Het bevoegd gezag kan via een omgevingsvergunning afwijken van het bepaalde in:

a.               lid 4.1.1 voor de uitoefening van een bedrijfsactiviteit die niet in de bij deze regels behorende Staat van Bedrijfsactiviteiten is genoemd, mits deze activiteit naar haar aard en invloed op de omgeving kan worden gelijkgesteld met een krachtens lid 4.1.1 ter plaatse toegelaten categorie bedrijfsactiviteiten;

b.               lid 4.1.1 om bedrijven toe te laten uit maximaal 1 categorie hoger, voor zover het betrokken bedrijf naar aard en invloed op de omgeving geacht kan worden te behoren tot de categorieën zoals genoemd in lid 4.1.1;

c.               lid 4.4.1 voor de opslag van goederen en materialen op onbebouwde gronden tot op de bouwperceelsgrens.

 

4.6          Wijzigingsbevoegdheid

4.6.1       Staat van Bedrijfsactiviteiten

Burgemeester en wethouders zijn bevoegd de van deze regels deel uitmakende Staat van Bedrijfsactiviteiten te wijzigen in die zin, dat de categorie-indeling van bedrijfsactiviteiten kan worden gewijzigd indien en voor zover een wijziging van de belasting van de desbetreffende typen van bedrijven op het milieu als gevolg van technologische ontwikkelingen daartoe aanleiding geeft.

 

4.6.2       Wijziging in ‘Wonen’ met ‘Tuin’
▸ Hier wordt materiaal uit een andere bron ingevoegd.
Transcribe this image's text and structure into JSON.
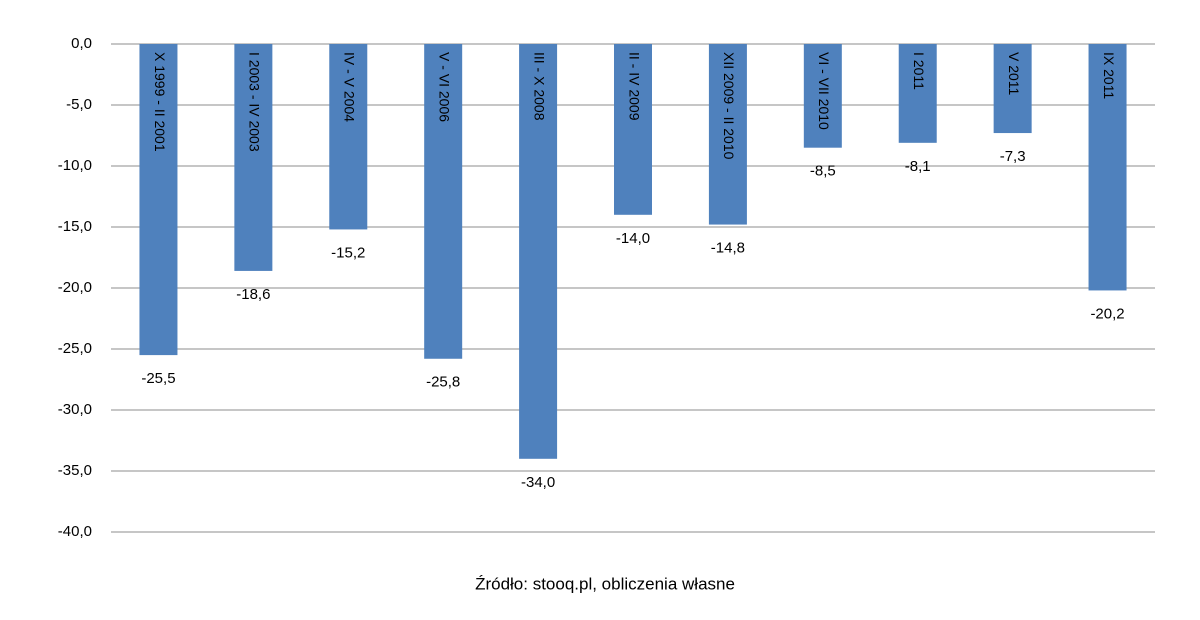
{
  "chart_data": {
    "type": "bar",
    "categories": [
      "X 1999 - II 2001",
      "I 2003 - IV 2003",
      "IV - V 2004",
      "V - VI 2006",
      "III - X 2008",
      "II - IV 2009",
      "XII 2009 - II 2010",
      "VI - VII 2010",
      "I 2011",
      "V 2011",
      "IX 2011"
    ],
    "values": [
      -25.5,
      -18.6,
      -15.2,
      -25.8,
      -34.0,
      -14.0,
      -14.8,
      -8.5,
      -8.1,
      -7.3,
      -20.2
    ],
    "value_labels": [
      "-25,5",
      "-18,6",
      "-15,2",
      "-25,8",
      "-34,0",
      "-14,0",
      "-14,8",
      "-8,5",
      "-8,1",
      "-7,3",
      "-20,2"
    ],
    "color": "#4f81bd",
    "ylim": [
      -40,
      0
    ],
    "yticks": [
      {
        "value": 0,
        "label": "0,0"
      },
      {
        "value": -5,
        "label": "-5,0"
      },
      {
        "value": -10,
        "label": "-10,0"
      },
      {
        "value": -15,
        "label": "-15,0"
      },
      {
        "value": -20,
        "label": "-20,0"
      },
      {
        "value": -25,
        "label": "-25,0"
      },
      {
        "value": -30,
        "label": "-30,0"
      },
      {
        "value": -35,
        "label": "-35,0"
      },
      {
        "value": -40,
        "label": "-40,0"
      }
    ],
    "grid": true,
    "source": "Źródło: stooq.pl, obliczenia własne"
  }
}
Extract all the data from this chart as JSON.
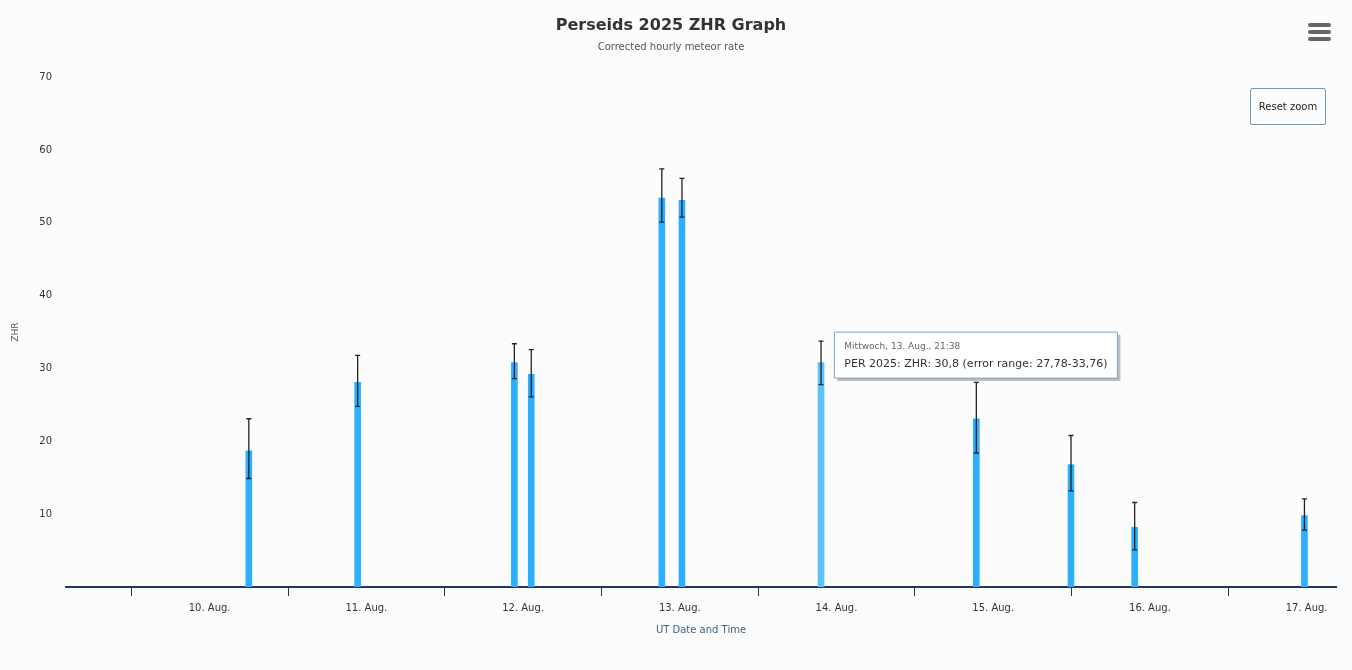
{
  "chart_data": {
    "type": "bar",
    "title": "Perseids 2025 ZHR Graph",
    "subtitle": "Corrected hourly meteor rate",
    "xlabel": "UT Date and Time",
    "ylabel": "ZHR",
    "x": [
      "2025-08-10T06:00",
      "2025-08-10T22:40",
      "2025-08-11T22:40",
      "2025-08-12T01:15",
      "2025-08-12T21:15",
      "2025-08-13T00:20",
      "2025-08-13T21:38",
      "2025-08-14T21:25",
      "2025-08-15T11:55",
      "2025-08-15T21:40",
      "2025-08-16T23:40"
    ],
    "series": [
      {
        "colors": [
          "#2caffe",
          "#2caffe",
          "#2caffe",
          "#2caffe",
          "#2caffe",
          "#2caffe",
          "#5cc2fb",
          "#2caffe",
          "#2caffe",
          "#2caffe",
          "#2caffe"
        ],
        "values": [
          18.7,
          28.1,
          30.8,
          29.2,
          53.4,
          53.1,
          30.8,
          23.1,
          16.8,
          8.2,
          9.8
        ],
        "errors": [
          [
            14.9,
            23.1
          ],
          [
            24.8,
            31.8
          ],
          [
            28.6,
            33.4
          ],
          [
            26.1,
            32.6
          ],
          [
            50.1,
            57.4
          ],
          [
            50.8,
            56.1
          ],
          [
            27.78,
            33.76
          ],
          [
            18.4,
            28.1
          ],
          [
            13.2,
            20.8
          ],
          [
            5.1,
            11.6
          ],
          [
            7.8,
            12.1
          ]
        ]
      }
    ],
    "xlim": [
      "2025-08-09T02:00",
      "2025-08-17T04:30"
    ],
    "xticks": [
      {
        "value": "2025-08-10",
        "label": "10. Aug."
      },
      {
        "value": "2025-08-11",
        "label": "11. Aug."
      },
      {
        "value": "2025-08-12",
        "label": "12. Aug."
      },
      {
        "value": "2025-08-13",
        "label": "13. Aug."
      },
      {
        "value": "2025-08-14",
        "label": "14. Aug."
      },
      {
        "value": "2025-08-15",
        "label": "15. Aug."
      },
      {
        "value": "2025-08-16",
        "label": "16. Aug."
      },
      {
        "value": "2025-08-17",
        "label": "17. Aug."
      }
    ],
    "ylim": [
      0,
      70
    ],
    "yticks": [
      10,
      20,
      30,
      40,
      50,
      60,
      70
    ],
    "grid": false,
    "legend": false,
    "annotations": [
      "Reset zoom",
      "Mittwoch, 13. Aug., 21:38",
      "PER 2025: ZHR: 30,8 (error range: 27,78-33,76)"
    ]
  }
}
Burgemeester en wethouders zijn bevoegd de bestemming te wijzigen in ‘Wonen’ met ‘Tuin’, met dien verstande dat:

a.               de regels behorende bij de bestemming ‘Wonen’ en ‘Tuin’ van overeenkomstige toepassing zijn;

b.               de te realiseren woning(en) passen binnen het geldende gemeentelijk woningbouwprogramma;

c.               er aantoonbaar geen milieuhygiënische of overige belemmeringen zijn.